Kubernetes为什么不使用libnetwork
历史背景
https://kubernetes.io/zh-cn/blog/2016/01/14/why-kubernetes-doesnt-use-libnetwork/
早在Kubernetes 1.0版本且同一时间Docker基于libnetwork的CNM那个时候,Kubernetes已经有自己基础网络插件且不同于libnetwork
Kubernetes采用的是CNI的方式,是由CoreOS 提出的替代 Container Network Interface 模型以及 App Container (appc) 规范的一部分
为什么不使用CNM
原因一
Docker 有一个“本地”和“全局”驱动程序的概念。本地驱动程序(例如 “bridge” )以机器为中心,不进行任何跨节点协调。全局驱动程序(例如 “overlay” )依赖于 libkv (一个键值存储抽象库)来协调跨机器。这个键值存储是另一个插件接口,并且是非常低级的(键和值,没有其他含义)。 要在 Kubernetes 集群中运行类似 Docker’s overlay 驱动程序,需要运行 consul, etcd 或 zookeeper 的整个不同实例 (see multi-host networking) 否则必须自己研发 libkv 来支持
Kubernetes最初支持过这一计划,但是整体认为 libkv 接口是非常低级且架构在内部定义为 Docker 。而且还必须直接暴露底层键值存储,或者提供定制的API接口(在Kubernetes平台的结构化API它本身是在键值系统上实现的)。对于性能的可伸缩性和安全性原因都不是很有吸引力。结果是为了支持Docker网络结构的实现而Kubernetes的整体架构变得复杂不符合设计思想。
原因二
CNI 在哲学上与 Kubernetes 更加一致。它比 CNM 简单得多,不需要守护进程,并且至少有合理的跨平台( CoreOS 的 rkt 容器运行时支持它)。跨平台意味着可以支持多种Container runtimes(例如 Docker , Rocket , Hyper )运行相同的网络配置。 它遵循 UNIX 的理念,即做好一件事。

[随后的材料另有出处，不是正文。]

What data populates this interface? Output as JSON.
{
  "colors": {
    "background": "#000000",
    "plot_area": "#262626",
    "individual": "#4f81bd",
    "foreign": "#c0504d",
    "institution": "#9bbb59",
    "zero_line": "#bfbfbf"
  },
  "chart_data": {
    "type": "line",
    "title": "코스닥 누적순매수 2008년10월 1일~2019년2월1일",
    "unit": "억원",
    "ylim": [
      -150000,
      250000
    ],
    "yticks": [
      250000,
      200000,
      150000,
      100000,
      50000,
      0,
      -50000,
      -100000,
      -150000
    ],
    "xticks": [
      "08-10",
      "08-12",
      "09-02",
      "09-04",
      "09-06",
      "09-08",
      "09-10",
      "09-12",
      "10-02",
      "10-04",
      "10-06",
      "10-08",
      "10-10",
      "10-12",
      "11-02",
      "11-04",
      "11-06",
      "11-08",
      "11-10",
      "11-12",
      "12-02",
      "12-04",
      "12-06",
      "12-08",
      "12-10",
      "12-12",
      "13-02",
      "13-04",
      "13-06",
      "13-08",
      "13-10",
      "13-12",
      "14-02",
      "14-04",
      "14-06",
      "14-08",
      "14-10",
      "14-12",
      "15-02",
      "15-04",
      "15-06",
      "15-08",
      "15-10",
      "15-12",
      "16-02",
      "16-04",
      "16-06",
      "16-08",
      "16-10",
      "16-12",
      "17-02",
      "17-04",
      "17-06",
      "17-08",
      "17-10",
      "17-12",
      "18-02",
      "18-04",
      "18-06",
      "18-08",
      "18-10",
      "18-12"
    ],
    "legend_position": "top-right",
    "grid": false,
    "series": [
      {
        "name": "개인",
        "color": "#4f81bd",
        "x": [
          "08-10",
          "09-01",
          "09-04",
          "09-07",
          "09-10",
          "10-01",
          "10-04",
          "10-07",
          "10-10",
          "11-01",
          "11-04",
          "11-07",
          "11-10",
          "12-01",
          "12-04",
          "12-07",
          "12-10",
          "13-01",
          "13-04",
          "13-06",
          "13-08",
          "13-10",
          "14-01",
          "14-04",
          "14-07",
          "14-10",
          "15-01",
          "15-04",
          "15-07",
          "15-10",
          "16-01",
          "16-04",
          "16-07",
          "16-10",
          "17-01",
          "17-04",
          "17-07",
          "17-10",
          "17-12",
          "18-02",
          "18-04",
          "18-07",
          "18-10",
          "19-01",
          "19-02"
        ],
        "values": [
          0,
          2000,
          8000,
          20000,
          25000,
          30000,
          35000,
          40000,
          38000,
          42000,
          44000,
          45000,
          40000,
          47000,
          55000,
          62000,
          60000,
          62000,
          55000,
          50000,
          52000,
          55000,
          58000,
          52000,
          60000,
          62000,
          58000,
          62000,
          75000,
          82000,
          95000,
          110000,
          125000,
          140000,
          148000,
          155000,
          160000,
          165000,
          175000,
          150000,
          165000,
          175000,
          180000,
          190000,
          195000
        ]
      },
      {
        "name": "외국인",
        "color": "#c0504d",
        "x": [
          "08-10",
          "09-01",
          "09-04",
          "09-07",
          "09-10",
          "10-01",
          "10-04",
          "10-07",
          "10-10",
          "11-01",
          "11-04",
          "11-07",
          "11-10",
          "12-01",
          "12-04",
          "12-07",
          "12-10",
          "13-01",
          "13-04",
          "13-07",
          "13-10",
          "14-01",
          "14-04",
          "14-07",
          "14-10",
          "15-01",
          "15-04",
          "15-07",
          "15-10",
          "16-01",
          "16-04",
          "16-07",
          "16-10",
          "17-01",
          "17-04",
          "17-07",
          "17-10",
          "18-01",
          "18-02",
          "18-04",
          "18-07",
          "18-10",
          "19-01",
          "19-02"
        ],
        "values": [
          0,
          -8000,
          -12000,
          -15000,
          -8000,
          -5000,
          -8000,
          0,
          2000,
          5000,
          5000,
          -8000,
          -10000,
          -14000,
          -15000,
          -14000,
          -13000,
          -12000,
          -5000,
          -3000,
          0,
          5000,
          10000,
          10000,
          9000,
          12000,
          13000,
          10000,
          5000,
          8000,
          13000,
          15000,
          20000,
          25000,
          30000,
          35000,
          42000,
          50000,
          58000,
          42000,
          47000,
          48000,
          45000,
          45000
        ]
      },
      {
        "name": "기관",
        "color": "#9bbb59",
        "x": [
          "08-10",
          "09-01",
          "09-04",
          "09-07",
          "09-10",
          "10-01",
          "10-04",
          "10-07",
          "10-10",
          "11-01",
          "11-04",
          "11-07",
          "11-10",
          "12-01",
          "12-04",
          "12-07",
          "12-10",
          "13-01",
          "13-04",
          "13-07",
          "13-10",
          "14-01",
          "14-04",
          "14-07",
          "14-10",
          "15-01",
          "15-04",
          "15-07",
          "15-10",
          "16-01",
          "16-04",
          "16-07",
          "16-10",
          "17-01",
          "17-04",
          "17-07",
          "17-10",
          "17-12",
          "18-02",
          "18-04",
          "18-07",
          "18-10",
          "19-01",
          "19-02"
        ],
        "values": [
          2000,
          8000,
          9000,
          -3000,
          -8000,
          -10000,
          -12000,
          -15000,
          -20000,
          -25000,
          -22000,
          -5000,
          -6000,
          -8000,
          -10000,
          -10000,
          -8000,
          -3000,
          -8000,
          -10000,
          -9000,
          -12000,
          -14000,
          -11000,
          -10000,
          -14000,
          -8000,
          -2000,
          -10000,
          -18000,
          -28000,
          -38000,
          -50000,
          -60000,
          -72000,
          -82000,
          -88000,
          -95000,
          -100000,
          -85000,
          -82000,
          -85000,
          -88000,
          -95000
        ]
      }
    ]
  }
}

此外,包装 CNI 插件并生成更加个性化的 CNI 插件成本廉价(它可以通过简单的 shell 脚本完成) CNM 在这方面要复杂得多。这使得 CNI 对于快速开发和迭代是有吸引力的选择。早期的原型已经证明,可以将 kubelet 中几乎 100% 的当前硬编码网络逻辑弹出到插件中。
Kubernetes调查了为 Docker 编写 “bridge” CNM驱动程序 并运行 CNI 驱动程序。事实证明非常复杂。首先, CNM 和 CNI 模型非常不同,因此没有一种“方法”协调一致。 就上面讨论的Global与local和KV存储的问题。假设这个驱动程序会声明是local端这必须从 Kubernetes 获取有关逻辑网络的信息。不幸的是, Docker 驱动程序很难映射到像 Kubernetes 这样的其他控制平面。具体来说,驱动程序不会被告知连接容器的网络名称 – 只是 Docker 内部分配的 ID 。这使得驱动程序很难映射回另一个系统中存在的任何网络概念
CNM是什么
CNM是基于libnetwork所实现的,CNM主要是由以下三个组件组成,如下
- Sandbox
A Sandbox contains the configuration of a container’s network stack. This includes management of the container’s interfaces, routing table and DNS settings. An implementation of a Sandbox could be a Linux Network Namespace, a FreeBSD Jail or other similar concept. A Sandbox may contain many endpoints from multiple networks.

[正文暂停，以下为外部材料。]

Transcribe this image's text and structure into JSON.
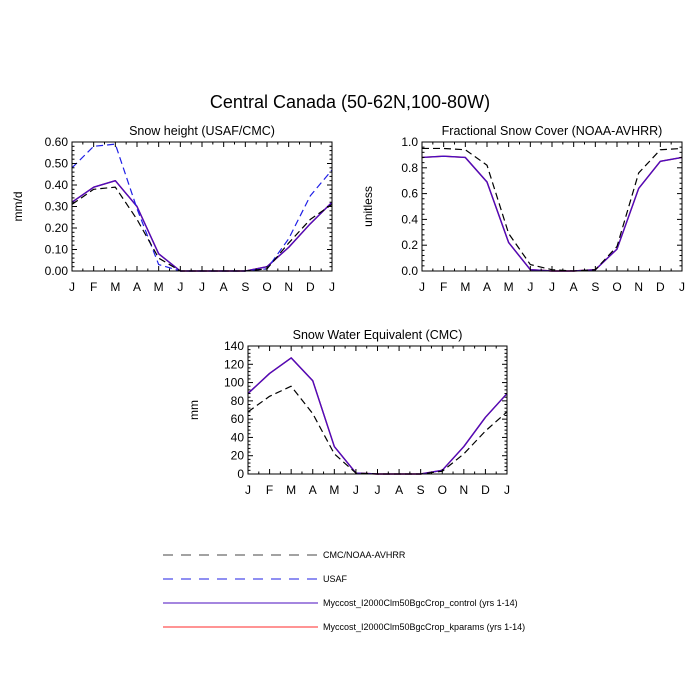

network sandbox 包括容器网络栈、网络接口(网卡)、路由表、DNS配置,Sandbox的技术实现有Linux Network Namespace,FreeBSD Jail或者类似其它的namespace隔离技术,一个Sandbox包含多个网络多个endpints
- Endpoint
An Endpoint joins a Sandbox to a Network. An implementation of an Endpoint could be aveth
pair, an Open vSwitch internal port or similar. An Endpoint can belong to only one network and it can belong to only one Sandbox, if connected.
Endpoint是Sandbox接入Network之间的介质,实现技术方式有`veth`pair 设备、Open vSwitch内部端口,一个Endpoint一端接的是Sandbox一端接的是Network
- Network
A Network is a group of Endpoints that are able to communicate with each-other directly. An implementation of a Network could be a Linux bridge, a VLAN, etc. Networks consist of many endpoints.
Network是一组可以相互通信的endpoints,主要实现技术方式有Linux Bridge、VLAN,Network可以包含多个endpoints
除此之外,CNM还依赖二个关键的对象完成Docker的网络管理功能
- Network Controller
networkController为用户提供接入libnetwork入口的APIs接口(Docker engine)来管理网络配置、libnetwork支持多个驱动,同时也支持绑定指定的驱动到指定的网络 - Driver
driver对于用户来说是一个不可见的对象,是通过插件式的接入方式,提供最终网络实现功能,负责网络管理(IPAM)包括资源的分配与回收
CNI是什么
CNI是Kubernetes平台支持容器网络插件的接口,CNI要求网络插件必须是一个可执行的文件,可被上层容器管理平台调用,网络插件只做二件事情
- 把容器加入网络
- 从网络删除容器
CNI规范了什么
- A format for administrators to define network configuration.
管理定义了网络配置的格式 - A protocol for container runtimes to make requests to network plugins.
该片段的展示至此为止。